Violences faites aux femmes : que s’est-il vraiment passe pendant le confinement ?

Violences faites aux femmes : que s’est-il vraiment passe pendant le confinement ?

Mes derniers chiffres ont confirme jeudi l’augmentation des violences faites a toutes les jeunes filles pendant le confinement : quelles reponses ont ete precisions a ces signalements ?

Beaucoup de structures ont accompagne les victimes, mais les relais d’accueil en pharmacies et les centres commerciaux n’ont nullement ete votre succes.

Le numero d’urgence 3919 a recu 5200 appels pour violences conjugales, deux fois plus que l’an soir. © Getty / .

Le bilan, au regard des chiffres donnees par le gouvernement, reste contraste. C’est et cela ressort de l’enquete d’une cellule investigation de Radio France.

Mes derniers points publies par le secretariat d’Etat a l’Egalite entre ces dames et les hommes le confirment : nos violences conjugales et intrafamiliales ont augmente pendant le confinement. Les forces de l’ordre ont effectue 44 % d’interventions en plus pour differends familiaux via rapport a la meme periode en 2019. De son cote, la frequentation de la plateforme i  propos des violences conjugales arretonslesviolences.gouv.fr a plus que double.

Meme constat pour le 3919, le 06 d’appel gratuit et anonyme contre les violences conjugales : “Nous n’avons jamais recu autant d’appels que pendant le confinement” affirme Francoise Brie, qui gere ce 06 et dirige la federation Solidarite Femmes qui l’a fonde. “Parmi les appels recus, 5 200 ont concerne des violences conjugales, c’est deux fois plus que l’an dernier”, releve-t-elle.

Selon plusieurs associations que nous avons contactees, beaucoup de victimes se seront manifestees pour la toute premiere fois au cours du confinement. A l’antenne du Val-de-Marne du CIDFF, le puissant reseau du Centre d’information des familles et des femmes, six cents rendez-vous telephoniques ont eu lieu pendant le confinement, dont des trois quarts portaient sur les violences. “La moitie etaient des jeunes femmes qu’on ne connaissait nullement, surtout des jeunes femmes en instance de divorce, dont le conjoint s’enervait plus que d’habitude https://datingmentor.org/fr/single-parent-match-review/ et passait a l’acte” explique Veronique Dubayle, la directrice du centre.

Parmi les victimes deja connues, “des dames nous ont explique que les violences de leurs compagnons se paraissent intensifiees. Une femme qui, avant le confinement prenait des coups deux fois avec semaine, en a recu l’ensemble des heures ces dernieres semaines”, souligne Afin de sa part Elisabeth Liotard, la directrice de l’antenne de l’association VIFFIL SOS Femmes a Villeurbanne.

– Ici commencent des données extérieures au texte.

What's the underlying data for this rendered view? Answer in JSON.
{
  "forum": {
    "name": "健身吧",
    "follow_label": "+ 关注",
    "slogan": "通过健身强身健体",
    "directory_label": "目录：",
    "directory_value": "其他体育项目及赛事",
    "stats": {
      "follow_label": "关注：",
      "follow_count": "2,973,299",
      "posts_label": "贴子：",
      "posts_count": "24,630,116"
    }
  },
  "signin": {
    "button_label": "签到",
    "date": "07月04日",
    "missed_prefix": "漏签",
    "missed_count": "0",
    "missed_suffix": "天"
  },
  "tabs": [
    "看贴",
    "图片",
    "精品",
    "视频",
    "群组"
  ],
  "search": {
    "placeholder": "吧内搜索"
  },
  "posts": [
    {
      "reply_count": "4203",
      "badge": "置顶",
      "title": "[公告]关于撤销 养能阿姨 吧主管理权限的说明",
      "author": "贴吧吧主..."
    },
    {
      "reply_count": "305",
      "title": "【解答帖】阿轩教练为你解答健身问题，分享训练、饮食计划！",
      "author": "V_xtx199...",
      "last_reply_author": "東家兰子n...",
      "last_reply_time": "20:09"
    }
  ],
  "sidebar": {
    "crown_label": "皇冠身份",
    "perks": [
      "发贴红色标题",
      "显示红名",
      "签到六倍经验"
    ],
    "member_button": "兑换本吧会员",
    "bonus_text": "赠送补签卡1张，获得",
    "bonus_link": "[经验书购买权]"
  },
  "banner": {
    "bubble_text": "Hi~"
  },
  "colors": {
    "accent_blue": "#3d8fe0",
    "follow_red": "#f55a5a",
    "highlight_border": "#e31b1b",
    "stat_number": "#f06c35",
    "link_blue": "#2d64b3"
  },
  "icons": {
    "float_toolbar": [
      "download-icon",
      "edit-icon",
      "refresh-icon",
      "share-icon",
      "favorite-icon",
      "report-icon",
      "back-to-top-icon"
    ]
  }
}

Des signalements en hausse mais des plaintes en baisse

Au tribunal de grande instance de Pontoise (Val-d’Oise), Eric Corbaux, le procureur de la Republique, a constate une diminution d’environ 20% environ des depots des plaintes. Cette situation paradoxale peut s’expliquer par le confinement qui possi?de rendu plus difficile le depot des plaintes, car au meme moment, explique-t-il, “nous avons eu 25% d’appels en plus pour des interventions de police secours Afin de differends familiaux, notamment de voisins qui entendaient des cris et appelaient la police”.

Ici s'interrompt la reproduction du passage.